Several security researchers have identified a new list of vulnerabilities in Zoom, the video conferencing platform. Of the vulnerabilities identified, six have reportedly already been patched, and two were discovered in the MacOS platform. These vulnerabilities, when exploited, have the potential to compromise data integrity, escalate privileges, and allow unauthorized access to systems.
One of the high-risk vulnerabilities, identified as CVE-2023-34113, affects Zoom for Windows clients before version 5.14.0 and involves insufficient verification of data authenticity. Attackers can potentially use this vulnerability to escalate privileges and manipulate data, posing a significant threat to system integrity. Another high-severity vulnerability, identified as CVE-2023-34114, affects Zoom for Windows and MacOS clients before versions 5.14.10 and 5.14.0, respectively.

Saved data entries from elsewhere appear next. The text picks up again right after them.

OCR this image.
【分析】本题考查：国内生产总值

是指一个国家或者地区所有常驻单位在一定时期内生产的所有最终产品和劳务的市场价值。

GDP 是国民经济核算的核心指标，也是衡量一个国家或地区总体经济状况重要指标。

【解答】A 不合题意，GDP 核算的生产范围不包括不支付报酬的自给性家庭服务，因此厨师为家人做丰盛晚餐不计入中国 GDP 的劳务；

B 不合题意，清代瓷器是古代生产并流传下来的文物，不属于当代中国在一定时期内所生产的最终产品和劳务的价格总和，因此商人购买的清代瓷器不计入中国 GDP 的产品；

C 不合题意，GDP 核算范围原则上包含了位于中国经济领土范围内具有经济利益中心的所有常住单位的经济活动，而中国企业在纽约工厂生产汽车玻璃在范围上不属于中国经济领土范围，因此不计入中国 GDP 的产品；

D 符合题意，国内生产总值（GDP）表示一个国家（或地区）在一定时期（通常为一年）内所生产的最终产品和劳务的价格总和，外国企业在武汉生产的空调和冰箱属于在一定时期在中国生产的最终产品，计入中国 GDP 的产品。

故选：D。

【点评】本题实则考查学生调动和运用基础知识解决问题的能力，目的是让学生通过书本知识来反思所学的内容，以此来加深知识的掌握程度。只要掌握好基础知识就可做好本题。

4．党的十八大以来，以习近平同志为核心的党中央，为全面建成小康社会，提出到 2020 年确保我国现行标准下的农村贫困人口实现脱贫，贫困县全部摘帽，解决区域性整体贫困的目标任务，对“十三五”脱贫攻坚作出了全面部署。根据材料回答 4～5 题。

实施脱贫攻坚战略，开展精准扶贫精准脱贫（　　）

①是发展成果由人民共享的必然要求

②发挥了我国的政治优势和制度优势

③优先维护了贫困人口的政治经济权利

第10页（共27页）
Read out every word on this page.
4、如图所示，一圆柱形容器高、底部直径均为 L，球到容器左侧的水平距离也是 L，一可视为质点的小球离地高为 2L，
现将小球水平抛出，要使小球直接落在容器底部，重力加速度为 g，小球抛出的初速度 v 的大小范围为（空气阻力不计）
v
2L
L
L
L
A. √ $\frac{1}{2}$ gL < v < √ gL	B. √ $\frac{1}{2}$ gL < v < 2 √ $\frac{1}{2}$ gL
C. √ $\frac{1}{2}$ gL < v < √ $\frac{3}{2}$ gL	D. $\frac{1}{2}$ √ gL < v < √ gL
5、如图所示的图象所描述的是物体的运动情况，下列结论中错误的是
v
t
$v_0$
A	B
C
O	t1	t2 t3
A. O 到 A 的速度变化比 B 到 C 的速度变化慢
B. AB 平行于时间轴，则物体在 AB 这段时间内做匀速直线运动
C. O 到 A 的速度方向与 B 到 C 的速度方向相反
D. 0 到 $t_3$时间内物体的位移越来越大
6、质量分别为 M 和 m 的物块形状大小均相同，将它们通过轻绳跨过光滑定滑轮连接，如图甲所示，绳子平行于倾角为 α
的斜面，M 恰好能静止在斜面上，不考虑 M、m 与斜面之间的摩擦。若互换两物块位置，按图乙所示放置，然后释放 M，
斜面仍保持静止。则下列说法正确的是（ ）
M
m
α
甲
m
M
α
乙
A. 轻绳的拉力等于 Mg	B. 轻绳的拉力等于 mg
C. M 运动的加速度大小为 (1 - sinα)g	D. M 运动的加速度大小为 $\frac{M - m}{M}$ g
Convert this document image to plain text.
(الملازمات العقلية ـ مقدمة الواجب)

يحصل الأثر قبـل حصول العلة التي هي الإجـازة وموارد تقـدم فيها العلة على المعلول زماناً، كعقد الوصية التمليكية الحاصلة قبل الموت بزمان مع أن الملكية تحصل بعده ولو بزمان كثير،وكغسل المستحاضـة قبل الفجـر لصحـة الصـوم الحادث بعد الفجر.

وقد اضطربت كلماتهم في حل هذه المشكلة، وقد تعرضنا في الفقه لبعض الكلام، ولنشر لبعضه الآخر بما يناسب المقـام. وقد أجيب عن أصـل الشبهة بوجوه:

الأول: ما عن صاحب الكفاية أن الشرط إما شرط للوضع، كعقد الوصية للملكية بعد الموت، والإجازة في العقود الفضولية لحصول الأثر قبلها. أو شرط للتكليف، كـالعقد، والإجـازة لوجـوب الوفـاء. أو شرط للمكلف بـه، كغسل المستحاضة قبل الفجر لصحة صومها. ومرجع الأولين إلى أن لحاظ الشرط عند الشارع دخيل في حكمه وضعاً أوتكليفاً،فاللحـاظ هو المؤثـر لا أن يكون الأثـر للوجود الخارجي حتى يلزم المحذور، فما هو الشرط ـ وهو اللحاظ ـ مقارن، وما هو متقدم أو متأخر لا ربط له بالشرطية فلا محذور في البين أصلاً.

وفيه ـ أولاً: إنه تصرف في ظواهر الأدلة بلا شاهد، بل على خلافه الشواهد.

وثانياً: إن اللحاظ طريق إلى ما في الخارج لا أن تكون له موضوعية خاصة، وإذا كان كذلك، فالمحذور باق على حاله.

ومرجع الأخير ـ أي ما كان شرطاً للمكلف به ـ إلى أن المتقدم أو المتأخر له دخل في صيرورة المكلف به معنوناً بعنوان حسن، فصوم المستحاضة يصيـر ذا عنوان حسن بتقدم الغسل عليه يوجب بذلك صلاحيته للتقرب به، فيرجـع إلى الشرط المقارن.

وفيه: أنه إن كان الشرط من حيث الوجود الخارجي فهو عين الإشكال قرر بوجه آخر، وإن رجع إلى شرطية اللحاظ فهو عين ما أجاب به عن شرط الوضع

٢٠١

An authenticated user with network access can exploit this flaw to disclose sensitive information through the exposure of resources to the wrong sphere.
Additionally, the Zoom VDI client installer prior to version 5.14.0 contains a high-severity vulnerability that allows a malicious user to potentially delete local files without proper permission. This vulnerability was identified as CVE-2023-28603.
The vulnerabilities analyzed in the latest list were identified as medium and low-severity issues. The medium-severity vulnerability, identified as CVE-2023-28600, affects Zoom for MacOS clients prior to version 5.14.0 and involves improper access control, potentially allowing a malicious user to delete or replace Zoom Client files. The low-severity vulnerabilities identified include CVE-2023-28601, which involves improper restriction of operations within the bounds of a memory buffer, and CVE-2023-28602, which relates to improper verification of cryptographic signatures.
Zoom has acknowledged the vulnerabilities and has already developed and released patches and updates to address them. Users are advised to update their Zoom software to the latest version available to protect themselves against potential exploitation.
Zoom’s recent popularity, driven by the COVID-19 pandemic and subsequent lockdowns, has raised concerns over the platform’s security. Researchers at Cyble Research & Intelligence Labs (CRIL) recently reported instances of a malware campaign targeting Zoom users, where the threat actor uses a modified version of the Zoom app to deploy a phishing attack that delivers the IcedID malware. Threat actors have also been found distributing Bumblebee malware through trojanized installers via popular business connection software, including Zoom, Cisco AnyConnect, and Citrix Workspace. The growing popularity of Zoom in business communication has prompted scamsters to launch fraudulent campaigns too.
The Cyber Express recently reported on numerous fraudulent websites attempting to impersonate Zoom, infecting victims’ devices with malware. In this case, the Zoom homepage was mimicked by a new campaign that uses identical designs, user experience, and buttons to entice people to download the app. The Vidar Stealer malware is downloaded to the system whenever the user installs the software package that was thought to be the Zoom app. This malware immediately begins to spread across the system and can cause significant damage.
Zoom users are urged to update to the latest version of the software to mitigate the risks posed by the identified vulnerabilities. Additionally, users are advised to exercise caution when downloading Zoom and always verify the authenticity of emails and websites related to the app.